As the sun dipped below the horizon, casting long shadows over the desolate landscape, a lone figure emerged from the depths of the forest. This was Alex, a curious adventurer drawn to the castle by whispers of its hidden treasure. With each step, the crunch of fallen leaves beneath Alex's boots echoed through the stillness of the night.

Entering the castle's crumbling courtyard, Alex felt a shiver of anticipation. The air was thick with the weight of centuries, and the walls seemed to pulse with a life of their own. Undeterred, Alex pressed on, guided by a mysterious force urging them forward.

Inside, the castle was a labyrinth of forgotten corridors and winding staircases. Cobwebs draped like curtains across the forgotten tapestries, and dust danced in the flickering candlelight. But amidst the decay, there was a glimmer of something precious—a key, half-buried beneath a layer of debris.

With trembling hands, Alex reached out and grasped the key, feeling its ancient power course through their veins. Suddenly, the castle seemed to awaken, its forgotten halls illuminated by a newfound light. Doors long sealed shut creaked open, revealing treasures beyond imagination.

But as Alex delved deeper into the castle's depths, they soon realized that the true treasure was not gold or jewels, but the stories etched into the very stones themselves. Each room held a fragment of the past, a tale waiting to be told.

And so, as the first light of dawn crept across the horizon, Alex emerged from the castle, their heart heavy with the weight of centuries. Yet they carried with them a treasure far greater than any riches—a story, waiting to be shared with the world.

In the end, the castle faded back into the mists of time, its secrets once again shrouded in mystery. But Alex knew that some secrets were meant to be shared, their echoes ringing through the ages like the chime of a forgotten bell.

And so, as they set out on their next adventure, Alex carried with them the key to unlock the stories of the past, forever bound to the pages of history.
I can't mark this properly, given you haven't said which specification this is for, but some general comments:

- Language is absolutely great - use of similes, metaphors and pathetic fallacy throughout is excellent, as is the way you build up tension. Overall, this is a really good descriptive piece, and don't let my critical points below take away from that!
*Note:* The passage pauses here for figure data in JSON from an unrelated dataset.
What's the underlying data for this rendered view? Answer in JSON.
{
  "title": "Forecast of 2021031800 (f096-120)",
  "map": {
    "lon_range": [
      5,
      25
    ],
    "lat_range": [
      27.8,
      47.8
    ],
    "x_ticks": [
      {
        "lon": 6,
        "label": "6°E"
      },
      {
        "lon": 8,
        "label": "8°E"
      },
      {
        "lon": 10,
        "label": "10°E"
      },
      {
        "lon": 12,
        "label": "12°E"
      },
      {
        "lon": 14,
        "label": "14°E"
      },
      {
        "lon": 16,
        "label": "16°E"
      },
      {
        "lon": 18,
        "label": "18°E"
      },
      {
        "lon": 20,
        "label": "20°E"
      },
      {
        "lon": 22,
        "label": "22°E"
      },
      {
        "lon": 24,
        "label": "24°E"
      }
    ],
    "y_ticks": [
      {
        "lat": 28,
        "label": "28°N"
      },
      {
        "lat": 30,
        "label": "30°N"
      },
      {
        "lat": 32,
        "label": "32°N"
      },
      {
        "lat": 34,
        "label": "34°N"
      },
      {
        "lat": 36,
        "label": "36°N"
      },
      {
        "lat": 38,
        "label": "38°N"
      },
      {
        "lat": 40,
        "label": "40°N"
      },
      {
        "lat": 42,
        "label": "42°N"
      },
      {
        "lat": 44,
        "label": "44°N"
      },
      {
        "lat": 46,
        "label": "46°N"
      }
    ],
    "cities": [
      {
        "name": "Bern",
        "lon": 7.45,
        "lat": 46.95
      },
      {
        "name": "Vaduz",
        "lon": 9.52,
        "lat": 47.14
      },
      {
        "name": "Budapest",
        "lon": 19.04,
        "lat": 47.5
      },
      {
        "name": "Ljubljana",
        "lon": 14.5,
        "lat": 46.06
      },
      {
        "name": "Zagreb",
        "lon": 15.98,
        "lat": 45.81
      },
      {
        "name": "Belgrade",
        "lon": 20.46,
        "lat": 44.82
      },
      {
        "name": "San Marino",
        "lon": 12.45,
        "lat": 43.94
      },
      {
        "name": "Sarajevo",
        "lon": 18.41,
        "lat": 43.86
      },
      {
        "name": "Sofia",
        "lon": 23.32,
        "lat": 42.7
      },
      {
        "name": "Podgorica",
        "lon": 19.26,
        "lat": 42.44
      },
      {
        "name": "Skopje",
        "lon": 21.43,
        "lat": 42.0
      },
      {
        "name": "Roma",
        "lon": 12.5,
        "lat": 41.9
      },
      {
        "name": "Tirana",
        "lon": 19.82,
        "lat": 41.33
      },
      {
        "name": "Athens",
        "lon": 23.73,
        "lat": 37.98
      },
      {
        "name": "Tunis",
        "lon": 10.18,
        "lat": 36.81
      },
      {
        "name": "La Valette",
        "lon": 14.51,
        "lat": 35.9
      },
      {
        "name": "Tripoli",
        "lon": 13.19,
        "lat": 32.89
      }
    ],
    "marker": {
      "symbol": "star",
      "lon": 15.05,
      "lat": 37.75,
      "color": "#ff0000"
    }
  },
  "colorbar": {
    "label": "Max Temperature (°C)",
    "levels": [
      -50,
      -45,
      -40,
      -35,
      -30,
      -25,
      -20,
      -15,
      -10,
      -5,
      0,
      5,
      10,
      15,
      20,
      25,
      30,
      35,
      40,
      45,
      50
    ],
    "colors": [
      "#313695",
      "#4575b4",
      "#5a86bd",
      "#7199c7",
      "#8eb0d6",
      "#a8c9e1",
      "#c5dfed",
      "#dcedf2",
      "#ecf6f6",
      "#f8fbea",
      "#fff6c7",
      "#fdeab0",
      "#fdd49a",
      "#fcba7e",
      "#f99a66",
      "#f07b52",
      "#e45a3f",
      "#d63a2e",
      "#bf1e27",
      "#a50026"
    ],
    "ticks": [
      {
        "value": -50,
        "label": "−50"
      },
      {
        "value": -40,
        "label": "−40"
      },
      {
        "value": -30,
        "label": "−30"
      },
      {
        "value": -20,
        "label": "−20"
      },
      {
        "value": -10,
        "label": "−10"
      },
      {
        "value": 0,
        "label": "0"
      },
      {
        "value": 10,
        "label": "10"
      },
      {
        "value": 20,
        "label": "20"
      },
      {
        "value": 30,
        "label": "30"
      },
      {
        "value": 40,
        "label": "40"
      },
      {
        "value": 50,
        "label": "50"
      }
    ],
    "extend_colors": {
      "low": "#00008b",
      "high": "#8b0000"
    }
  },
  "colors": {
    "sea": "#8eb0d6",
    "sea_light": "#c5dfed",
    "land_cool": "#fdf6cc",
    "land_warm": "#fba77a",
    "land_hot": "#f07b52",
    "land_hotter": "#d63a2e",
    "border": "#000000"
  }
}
- The structure is a bit strange - a slightly longer paragraph or paragraphs, combining some of the description in the middle would add more emphasis to later on. For example, you could combine the first two paragraphs and/or the fourth and fifth.
- I always think 'but' is quite a weak discourse marker to use to start a sentence. That may be more my personal preference. The sentence "But as Alex delved deeper into the castle's depths, they soon realized that the true treasure was not gold or jewels, but the stories etched into the very stones themselves" has two "buts" in so one of them would ned to be changed.
- The range of punctuation used is quite weak - you only use commas, full stops and dashes. Exclamation marks, question marks (rhetorical questions), brackets, colons or semi colons should be used to improve this.
Original post by ClarinetQueen
I can't mark this properly, given you haven't said which specification this is for, but some general comments:
- Language is absolutely great - use of similes, metaphors and pathetic fallacy throughout is excellent, as is the way you build up tension. Overall, this is a really good descriptive piece, and don't let my critical points below take away from that!
- The structure is a bit strange - a slightly longer paragraph or paragraphs, combining some of the description in the middle would add more emphasis to later on. For example, you could combine the first two paragraphs and/or the fourth and fifth.
- I always think 'but' is quite a weak discourse marker to use to start a sentence. That may be more my personal preference. The sentence "But as Alex delved deeper into the castle's depths, they soon realized that the true treasure was not gold or jewels, but the stories etched into the very stones themselves" has two "buts" in so one of them would ned to be changed.
- The range of punctuation used is quite weak - you only use commas, full stops and dashes. Exclamation marks, question marks (rhetorical questions), brackets, colons or semi colons should be used to improve this.